Heaven in Oklahoma : PIGS IN HEAVEN, <i> By Barbara Kingsolver (Harper Collins: $22; 352 pp.)</i>
Barbara Kingsolver’s new novel, “Pigs in Heaven,” takes up where her first novel, “The Bean Trees,” left off, with the abandoned Cherokee girl, Turtle, and her adopted white mother, Taylor Greer, living in Tucson. Turtle is 6 years old now, still vaguely damaged from the abuse she suffered as an infant and toddler, but getting along fine in the world.
Turtle and Taylor wind up on the Oprah Winfrey show, which is where tribal lawyer Annawake Fourkiller sees them; he decides to reclaim the obviously Cherokee Turtle for the Nation.
The premise of this novel is wonderfully timely, drawing on two issues that have recently compelled America: the rights of adoptive parents as opposed to biological ones, and the rights of jurisprudence in tribal matters--especially those concerning children adopted off the reservation. The book painstakingly details these issues by making them personal and familial: These are two mothers battling for the best interest of the child. The two women are complex, their passions persuasive. And the stakes are high. The reader is quietly educated on the benefits of tribal life and, by extension, the loss all America has suffered of its own extended families. The writing is lovely, especially in the first half of the book, where images and observations are breathtaking; the author’s intelligence and great care show in nearly every line.
Kingsolver has tossed into this novel several other topical concerns for us to look at: the scourge of eating disorders, as illustrated by the minor character Barbie, a life-size fashion doll, complete with wardrobe and pathologies; the danger of television; the difficulties of single motherhood; and the inevitable breakdown of the American family.
I think many of us would agree with Kingsolver’s observations concerning white America: We are driven by image rather than substance, we consume rather than give back. We have lost our sense of community and family. We watch too much television. We underestimate and undervalue women. We do not know how to care properly for our children, how to make them feel connected to the world and, therefore, engaged in it. We are not good parents.
But the book’s tone is perhaps too cheery, its characters perhaps too good-natured and forgiving, too plucky and wise. A few coincidences fuel the plot, pushing the focus away from the tremendous moral quandary, finally making the novel a bit frustrating. The persecution Taylor feels, as a mother whose child can be taken from her without her permission, is diluted by two implausible decisions she makes early on. The first is her agreeing to appear on Oprah (and unwisely reporting on how she came by her child). The second is her illogical road trip.

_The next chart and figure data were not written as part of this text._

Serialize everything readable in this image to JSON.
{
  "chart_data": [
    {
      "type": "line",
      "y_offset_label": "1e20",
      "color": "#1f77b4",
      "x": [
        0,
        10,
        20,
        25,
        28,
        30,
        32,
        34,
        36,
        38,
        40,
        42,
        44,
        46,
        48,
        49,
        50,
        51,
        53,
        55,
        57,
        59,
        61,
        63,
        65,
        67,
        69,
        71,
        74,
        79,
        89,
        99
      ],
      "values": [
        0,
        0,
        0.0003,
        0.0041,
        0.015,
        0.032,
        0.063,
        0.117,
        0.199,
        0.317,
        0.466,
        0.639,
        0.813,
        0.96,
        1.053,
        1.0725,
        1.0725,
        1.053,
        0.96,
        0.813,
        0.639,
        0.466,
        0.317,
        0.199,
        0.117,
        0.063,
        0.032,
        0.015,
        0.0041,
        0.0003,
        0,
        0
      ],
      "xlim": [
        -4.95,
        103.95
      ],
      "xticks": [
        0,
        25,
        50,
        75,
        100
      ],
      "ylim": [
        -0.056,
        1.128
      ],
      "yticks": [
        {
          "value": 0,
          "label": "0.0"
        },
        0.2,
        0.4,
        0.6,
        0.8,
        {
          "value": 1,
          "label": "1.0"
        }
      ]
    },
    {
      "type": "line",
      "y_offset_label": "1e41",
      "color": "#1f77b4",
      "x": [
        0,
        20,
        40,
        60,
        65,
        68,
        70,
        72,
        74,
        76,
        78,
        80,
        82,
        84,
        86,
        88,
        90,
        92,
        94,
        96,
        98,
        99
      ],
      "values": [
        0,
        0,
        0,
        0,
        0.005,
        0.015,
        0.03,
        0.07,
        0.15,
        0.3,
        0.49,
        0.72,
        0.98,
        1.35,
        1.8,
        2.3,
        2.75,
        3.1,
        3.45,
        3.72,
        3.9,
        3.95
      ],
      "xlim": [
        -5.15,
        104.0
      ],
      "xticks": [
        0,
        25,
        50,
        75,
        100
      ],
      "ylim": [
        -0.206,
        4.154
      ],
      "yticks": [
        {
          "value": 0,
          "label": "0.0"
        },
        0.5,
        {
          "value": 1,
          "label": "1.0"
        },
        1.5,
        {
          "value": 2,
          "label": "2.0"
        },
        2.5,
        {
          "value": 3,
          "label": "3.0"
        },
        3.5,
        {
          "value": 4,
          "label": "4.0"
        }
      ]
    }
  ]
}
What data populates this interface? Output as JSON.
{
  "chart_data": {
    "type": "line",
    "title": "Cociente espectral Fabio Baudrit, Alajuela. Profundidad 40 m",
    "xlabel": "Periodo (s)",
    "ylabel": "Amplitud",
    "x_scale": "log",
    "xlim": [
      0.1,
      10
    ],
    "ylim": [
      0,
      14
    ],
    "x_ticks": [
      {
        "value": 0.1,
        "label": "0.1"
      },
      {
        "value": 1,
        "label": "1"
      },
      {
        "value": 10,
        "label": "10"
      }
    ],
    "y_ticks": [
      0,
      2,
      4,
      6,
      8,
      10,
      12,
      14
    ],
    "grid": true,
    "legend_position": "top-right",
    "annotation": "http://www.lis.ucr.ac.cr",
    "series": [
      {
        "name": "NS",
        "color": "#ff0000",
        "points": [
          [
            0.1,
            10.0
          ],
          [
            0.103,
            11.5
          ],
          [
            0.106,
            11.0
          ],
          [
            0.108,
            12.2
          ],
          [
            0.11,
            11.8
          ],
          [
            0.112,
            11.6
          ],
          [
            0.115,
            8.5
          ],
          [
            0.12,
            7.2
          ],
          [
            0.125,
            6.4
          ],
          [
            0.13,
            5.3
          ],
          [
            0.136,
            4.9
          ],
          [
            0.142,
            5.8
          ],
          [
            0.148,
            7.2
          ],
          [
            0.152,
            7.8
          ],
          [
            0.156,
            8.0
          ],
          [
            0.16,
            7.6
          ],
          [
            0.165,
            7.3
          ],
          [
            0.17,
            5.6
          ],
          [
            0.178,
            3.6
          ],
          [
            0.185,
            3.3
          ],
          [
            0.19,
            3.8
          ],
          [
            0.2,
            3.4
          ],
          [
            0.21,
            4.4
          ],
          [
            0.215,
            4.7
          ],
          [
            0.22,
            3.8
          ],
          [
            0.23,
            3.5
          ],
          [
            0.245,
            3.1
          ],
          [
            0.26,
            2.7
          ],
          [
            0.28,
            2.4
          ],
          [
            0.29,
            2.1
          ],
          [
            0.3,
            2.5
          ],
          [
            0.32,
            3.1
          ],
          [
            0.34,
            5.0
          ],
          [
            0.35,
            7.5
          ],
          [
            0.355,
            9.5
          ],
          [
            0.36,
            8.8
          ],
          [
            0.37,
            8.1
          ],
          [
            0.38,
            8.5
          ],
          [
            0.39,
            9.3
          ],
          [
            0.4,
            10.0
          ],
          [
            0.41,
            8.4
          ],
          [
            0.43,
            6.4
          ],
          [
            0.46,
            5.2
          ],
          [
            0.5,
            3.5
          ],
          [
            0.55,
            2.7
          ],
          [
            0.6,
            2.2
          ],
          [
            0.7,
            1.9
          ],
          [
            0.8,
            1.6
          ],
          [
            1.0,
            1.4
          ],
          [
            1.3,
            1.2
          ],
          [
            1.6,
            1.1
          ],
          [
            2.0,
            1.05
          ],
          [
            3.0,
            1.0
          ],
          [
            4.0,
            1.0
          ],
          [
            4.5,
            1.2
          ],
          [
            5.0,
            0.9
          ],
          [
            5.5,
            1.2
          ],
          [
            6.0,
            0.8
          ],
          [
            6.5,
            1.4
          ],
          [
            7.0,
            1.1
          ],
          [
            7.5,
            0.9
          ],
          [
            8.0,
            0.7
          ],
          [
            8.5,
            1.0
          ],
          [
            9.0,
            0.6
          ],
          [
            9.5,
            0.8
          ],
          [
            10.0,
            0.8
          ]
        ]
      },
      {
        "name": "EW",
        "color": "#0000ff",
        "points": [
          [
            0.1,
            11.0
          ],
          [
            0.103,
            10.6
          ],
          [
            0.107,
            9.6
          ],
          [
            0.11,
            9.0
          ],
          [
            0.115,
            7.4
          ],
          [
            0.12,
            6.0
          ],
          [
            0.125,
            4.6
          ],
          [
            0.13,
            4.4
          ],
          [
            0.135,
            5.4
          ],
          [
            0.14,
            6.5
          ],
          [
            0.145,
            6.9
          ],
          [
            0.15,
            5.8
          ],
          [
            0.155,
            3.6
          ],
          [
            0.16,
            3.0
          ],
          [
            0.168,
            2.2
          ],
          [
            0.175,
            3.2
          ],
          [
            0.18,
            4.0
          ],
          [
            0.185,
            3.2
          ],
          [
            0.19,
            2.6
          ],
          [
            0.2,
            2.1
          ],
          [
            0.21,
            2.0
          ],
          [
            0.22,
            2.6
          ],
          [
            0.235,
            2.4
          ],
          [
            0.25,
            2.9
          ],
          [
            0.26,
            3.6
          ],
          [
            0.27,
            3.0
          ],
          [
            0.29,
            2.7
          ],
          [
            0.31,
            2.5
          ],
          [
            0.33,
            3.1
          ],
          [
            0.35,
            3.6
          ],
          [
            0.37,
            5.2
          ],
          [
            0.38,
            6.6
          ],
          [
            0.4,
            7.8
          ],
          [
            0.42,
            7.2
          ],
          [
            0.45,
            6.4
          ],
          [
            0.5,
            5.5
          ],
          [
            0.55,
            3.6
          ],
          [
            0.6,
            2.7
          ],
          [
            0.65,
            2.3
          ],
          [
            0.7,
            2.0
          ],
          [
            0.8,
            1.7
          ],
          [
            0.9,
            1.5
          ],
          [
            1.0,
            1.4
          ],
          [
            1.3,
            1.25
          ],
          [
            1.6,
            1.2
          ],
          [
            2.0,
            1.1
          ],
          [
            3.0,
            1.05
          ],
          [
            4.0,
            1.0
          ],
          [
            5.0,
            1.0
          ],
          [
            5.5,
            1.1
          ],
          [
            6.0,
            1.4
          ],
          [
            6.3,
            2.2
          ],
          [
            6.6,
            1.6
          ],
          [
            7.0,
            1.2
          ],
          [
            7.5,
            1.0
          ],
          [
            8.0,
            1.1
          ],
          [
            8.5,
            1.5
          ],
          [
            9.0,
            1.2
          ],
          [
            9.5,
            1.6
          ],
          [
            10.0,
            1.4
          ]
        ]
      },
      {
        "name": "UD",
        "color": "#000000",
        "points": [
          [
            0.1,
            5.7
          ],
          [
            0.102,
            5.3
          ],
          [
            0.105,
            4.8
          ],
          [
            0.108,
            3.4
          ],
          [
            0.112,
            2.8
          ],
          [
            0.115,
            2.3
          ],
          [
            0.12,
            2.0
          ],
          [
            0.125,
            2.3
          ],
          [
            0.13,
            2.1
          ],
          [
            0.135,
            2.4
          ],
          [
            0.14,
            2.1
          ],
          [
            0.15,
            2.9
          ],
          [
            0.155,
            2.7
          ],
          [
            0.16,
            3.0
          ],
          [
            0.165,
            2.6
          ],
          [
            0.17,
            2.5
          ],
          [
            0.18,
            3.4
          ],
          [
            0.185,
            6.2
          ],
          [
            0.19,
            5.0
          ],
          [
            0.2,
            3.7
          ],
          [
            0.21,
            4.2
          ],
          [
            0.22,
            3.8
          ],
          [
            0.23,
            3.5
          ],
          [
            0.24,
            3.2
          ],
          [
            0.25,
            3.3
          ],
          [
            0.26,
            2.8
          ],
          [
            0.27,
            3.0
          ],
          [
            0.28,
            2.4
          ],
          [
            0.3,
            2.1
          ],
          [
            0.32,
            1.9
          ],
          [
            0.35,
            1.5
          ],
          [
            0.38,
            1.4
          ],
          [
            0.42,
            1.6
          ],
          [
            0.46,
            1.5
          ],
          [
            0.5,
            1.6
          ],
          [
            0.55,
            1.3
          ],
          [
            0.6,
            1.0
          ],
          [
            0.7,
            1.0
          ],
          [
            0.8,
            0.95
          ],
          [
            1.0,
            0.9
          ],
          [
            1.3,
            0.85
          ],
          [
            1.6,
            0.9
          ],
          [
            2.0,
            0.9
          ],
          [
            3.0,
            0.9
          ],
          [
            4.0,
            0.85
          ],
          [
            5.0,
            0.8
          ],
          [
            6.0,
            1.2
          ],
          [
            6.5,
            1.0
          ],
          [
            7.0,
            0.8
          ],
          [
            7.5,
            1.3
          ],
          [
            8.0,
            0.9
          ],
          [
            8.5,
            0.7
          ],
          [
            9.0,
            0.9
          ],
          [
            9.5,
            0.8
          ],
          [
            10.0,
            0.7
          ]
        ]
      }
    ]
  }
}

True, the road trip allows Taylor to be physically separated from her own world and thereby receptive to understanding the separation Turtle might feel later concerning her culture, but it is a trip her character takes unconvincingly. Taylor is smarter than both missteps; had the writer pulled her aside and consulted her, Taylor might have explained that she would never make her life public on national television, and, once threatened, would sit tight until there was real menace--then move.
Once on the road, Taylor must meet Barbie, a larcenous bimbo whose aspiration is to purge herself into the proportions of her namesake: 36-18-33. A victim of the sexist marketing campaigns of our body-obsessed culture, Barbie is shallow, self-absorbed, stupid and heartless. What role does she play? She is the nightmare white girl. Why does Taylor need to pick her up and carry her around in this already character-heavy novel? It’s difficult to say. She appears to fill space in the story the way a marshmallow does in the food chain: empty calories.
Taylor’s mother, Alice, a woman separating from her long-time husband because he won’t turn off the TV, also joins Taylor on the road. Alice is a civilized Southern woman, part Cherokee herself, and her husband is pushed aside in order to make room for the romance that later emerges. The convenience of these event suggests that this is not meant to be read as a realistic novel. This would not be disappointing if the reader weren’t fascinated by the issues the book hints at but then refuses to debate.
The book wishes us to condemn the vicarious experience television provides in favor of the real experience of our lives. But the lives the book presents are idealized ones. True, there’s darkness in the past: Turtle was abused, her mother killed. But there’s no darkness in the present, not in the events of the novel, not in the minds of the characters. The “mothers” involved are the principals in the legend of King Solomon, who had to determine which mother most loved a disputed child. In this telling, however, the mothers decide they all like each other enough to just settle in as one big happy family, brown and white, old and young, “Cowboys and Indians.” The dispute dissolves; the complex issue of tribal jurisdiction over the lives of its members can be put aside as a distressing one; we can stop weighing the arguments in favor of adoptive family over biological family. Because the reader is invited to believe that the world is inhabited by moral, ethical folks who get along socially, the genuine controversy of community versus individual rights is trivialized.
Barbara Kingsolver is a gifted stylist with a keen eye toward America’s political preoccupations. However, in “Pigs in Heaven,” the United States she offers up contains a benevolent corner for all her characters’ various trajectories to intersect and come to rest, an ideal place that looks and feels like, and is even named, Heaven--a place that, unfortunately, Kingsolver can’t make us believe in.